Coiffier B, Guastalla J P, Pujade-Lauraine E, Bastit P
Department of Hematology, Hospices Civils de Lyon, CH Lyon-Sud, 69495 Pierre Benite Cedex, France.
Eur J Cancer. 2001 Sep;37(13):1617-23. doi: 10.1016/s0959-8049(01)00169-1.

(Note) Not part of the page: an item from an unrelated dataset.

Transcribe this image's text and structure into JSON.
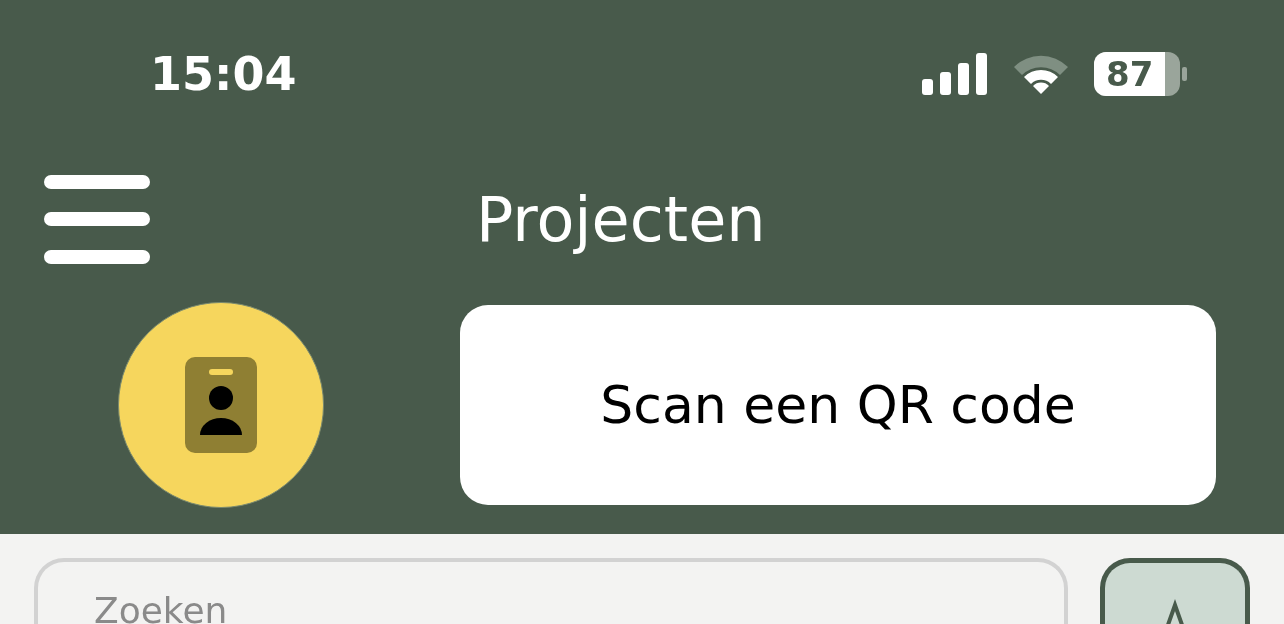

A 2-year retrospective chart survey of 1064 patients with colorectal, breast, lung or ovarian cancer, Hodgkin's disease, or non-Hodgkin's lymphoma was conducted at 24 centres in France to determine the prevalence of anaemia (haemoglobin (Hb) levels < or = 120 g/l) and need for transfusion in patients who received non-platinum-based chemotherapy for more than three cycles or 3 months. Baseline Hb levels documented anaemia in 37.1% of patients (all tumour types). By cycle 3, the prevalence of anemia increased to 54.1% of patients and remained over 50% at cycle 4. At some time during chemotherapy 14.5% of patients were transfused. Predictive risk factors for anaemia requiring transfusion included low baseline Hb, decrease in Hb during the first month of chemotherapy, primary tumour site, prior blood transfusions and duration of chemotherapy. By early identification of patients at the highest risk of developing anaemia, interventions such as epoetin alfa can be employed to reduce or eliminate the need for transfusions.
在法国的24个中心,对1064例患有结直肠癌、乳腺癌、肺癌或卵巢癌、霍奇金淋巴瘤或非霍奇金淋巴瘤的患者进行了一项为期2年的回顾性图表调查,以确定接受非铂类化疗超过三个周期或3个月的患者中贫血(血红蛋白(Hb)水平≤120 g/l)的患病率以及输血需求。基线Hb水平显示37.1%的患者(所有肿瘤类型)存在贫血。到第3周期时,贫血患病率增至54.1%的患者,在第4周期时仍超过50%。化疗期间的某个时间,14.5%的患者接受了输血。需要输血的贫血的预测风险因素包括基线Hb水平低、化疗第一个月Hb下降、原发肿瘤部位、既往输血史和化疗持续时间。通过早期识别发生贫血风险最高的患者,可以采用诸如促红细胞生成素α等干预措施来减少或消除输血需求。